There need be no class warfare if we would make better attempts to structure our society fairly. But if, at some point, the rich will have taken too much and the poor will realize they have not be allowed their share, or even the opportunity to earn something close to their share, there will be strife.

So far our society’s repeated talk about freedom and opportunity has kept most of us from noticing that it’s not just life that isn’t fair. We continue to accept somehow that it must be mostly their own fault if people are poor. Or we’ve accepted the idea that we don’t have the power to make our society more fair. But in history, we can see that sometimes rights are claimed and won.

Some people died along the way to give Barack Obama his chance, for one example.

Some of us get much more than we deserve and some of us get less. Look who gets to make the rules, and look who gets to decide what’s fair. Ask yourself who decides whose time and energy is worth more and whose is worth less.
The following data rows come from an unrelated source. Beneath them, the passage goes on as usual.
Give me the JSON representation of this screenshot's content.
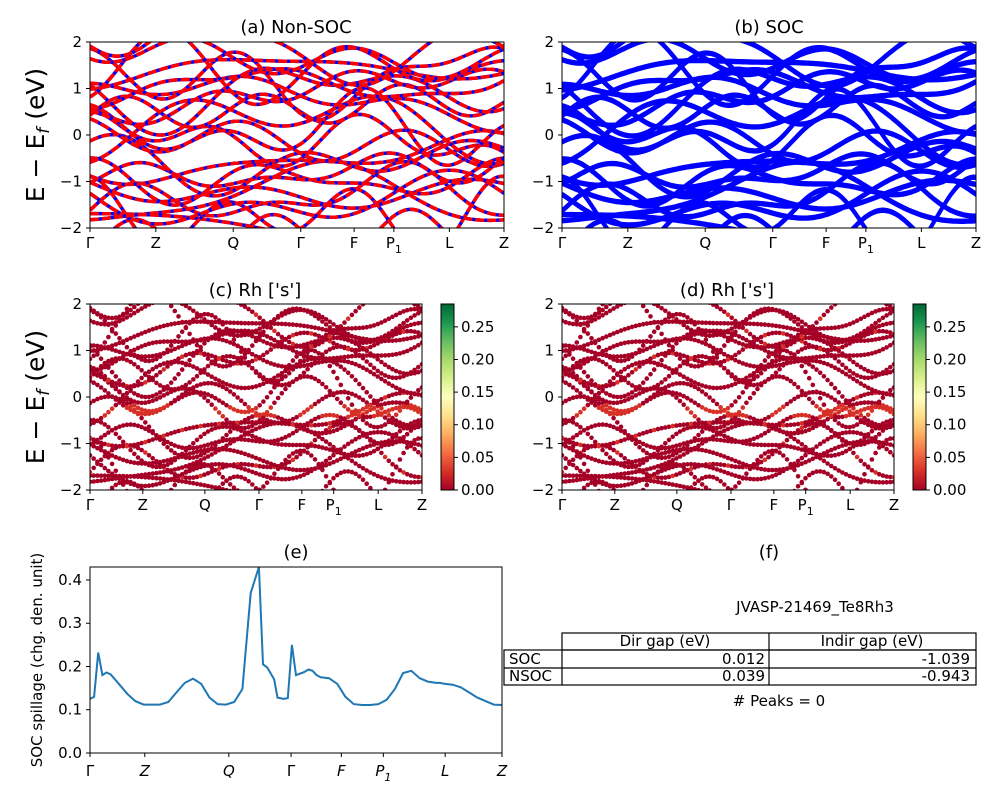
{
  "panels": {
    "a": {
      "title": "(a) Non-SOC"
    },
    "b": {
      "title": "(b) SOC"
    },
    "c": {
      "title": "(c)  Rh ['s']"
    },
    "d": {
      "title": "(d) Rh ['s']"
    },
    "e": {
      "title": "(e)"
    },
    "f": {
      "title": "(f)"
    }
  },
  "band_axis": {
    "ylabel": "E − E_f (eV)",
    "yticks": [
      "−2",
      "−1",
      "0",
      "1",
      "2"
    ],
    "kpath": [
      "Γ",
      "Z",
      "Q",
      "Γ",
      "F",
      "P1",
      "L",
      "Z"
    ]
  },
  "colorbar": {
    "ticks": [
      "0.00",
      "0.05",
      "0.10",
      "0.15",
      "0.20",
      "0.25"
    ],
    "colors": [
      "#a50026",
      "#d73027",
      "#f46d43",
      "#fdae61",
      "#fee08b",
      "#ffffbf",
      "#d9ef8b",
      "#a6d96a",
      "#66bd63",
      "#1a9850",
      "#006837"
    ]
  },
  "spillage": {
    "ylabel": "SOC spillage (chg. den. unit)",
    "yticks": [
      "0.0",
      "0.1",
      "0.2",
      "0.3",
      "0.4"
    ],
    "kpath": [
      "Γ",
      "Z",
      "Q",
      "Γ",
      "F",
      "P1",
      "L",
      "Z"
    ]
  },
  "table": {
    "title": "JVASP-21469_Te8Rh3",
    "headers": [
      "",
      "Dir gap (eV)",
      "Indir gap (eV)"
    ],
    "rows": [
      [
        "SOC",
        "0.012",
        "-1.039"
      ],
      [
        "NSOC",
        "0.039",
        "-0.943"
      ]
    ],
    "peaks": "# Peaks = 0"
  },
  "colors": {
    "nonsoc_dash": "#ff0000",
    "nonsoc_line": "#0000ff",
    "soc_line": "#0000ff",
    "spillage_line": "#1f77b4"
  },
  "chart_data": [
    {
      "type": "line",
      "title": "(e)",
      "xlabel": "",
      "ylabel": "SOC spillage (chg. den. unit)",
      "ylim": [
        0.0,
        0.43
      ],
      "xlim": [
        0,
        100
      ],
      "xtick_labels": [
        "Γ",
        "Z",
        "Q",
        "Γ",
        "F",
        "P1",
        "L",
        "Z"
      ],
      "series": [
        {
          "x": [
            0,
            1,
            2,
            3,
            4,
            5,
            7,
            9,
            11,
            13,
            15,
            17,
            19,
            21,
            23,
            25,
            27,
            29,
            31,
            33,
            35,
            37,
            39,
            41,
            42,
            43,
            43.8,
            44.7,
            45.5,
            47,
            48,
            49,
            50,
            52,
            53,
            54,
            55,
            56,
            58,
            60,
            62,
            64,
            66,
            68,
            70,
            72,
            74,
            76,
            78,
            80,
            82,
            84,
            85,
            86,
            88,
            90,
            92,
            94,
            96,
            98,
            100
          ],
          "y": [
            0.125,
            0.13,
            0.232,
            0.18,
            0.186,
            0.182,
            0.16,
            0.137,
            0.12,
            0.112,
            0.112,
            0.112,
            0.118,
            0.14,
            0.162,
            0.172,
            0.16,
            0.128,
            0.113,
            0.112,
            0.118,
            0.148,
            0.37,
            0.43,
            0.205,
            0.198,
            0.185,
            0.17,
            0.128,
            0.125,
            0.127,
            0.25,
            0.18,
            0.187,
            0.193,
            0.19,
            0.18,
            0.175,
            0.173,
            0.16,
            0.13,
            0.113,
            0.111,
            0.111,
            0.113,
            0.123,
            0.148,
            0.185,
            0.19,
            0.173,
            0.165,
            0.162,
            0.162,
            0.16,
            0.158,
            0.152,
            0.14,
            0.128,
            0.12,
            0.112,
            0.111
          ]
        }
      ]
    },
    {
      "type": "table",
      "title": "JVASP-21469_Te8Rh3",
      "headers": [
        "",
        "Dir gap (eV)",
        "Indir gap (eV)"
      ],
      "rows": [
        [
          "SOC",
          "0.012",
          "-1.039"
        ],
        [
          "NSOC",
          "0.039",
          "-0.943"
        ]
      ]
    }
  ]
}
If you think the market of opportunities for pursuing happiness is free, look again.

The middle class, moderately comfortable, mostly passive, separates the rich from the poor. If they disappear, or begin to realize that their interests are more in line with the poor, watch out.

Humans will live with a lot of hardship, but when they think someone else is taking their rightful share, there will be strife.


Martin Luther King may rise up again. This time his parents might be from Mexico. Everything but the details and the dates are already written in the history books. More of us should have talked less and looked more closely at how we actually live – and how people have come to decide when they’d finally had enough of all the talk in the face of obvious human unfairness, and they struck back.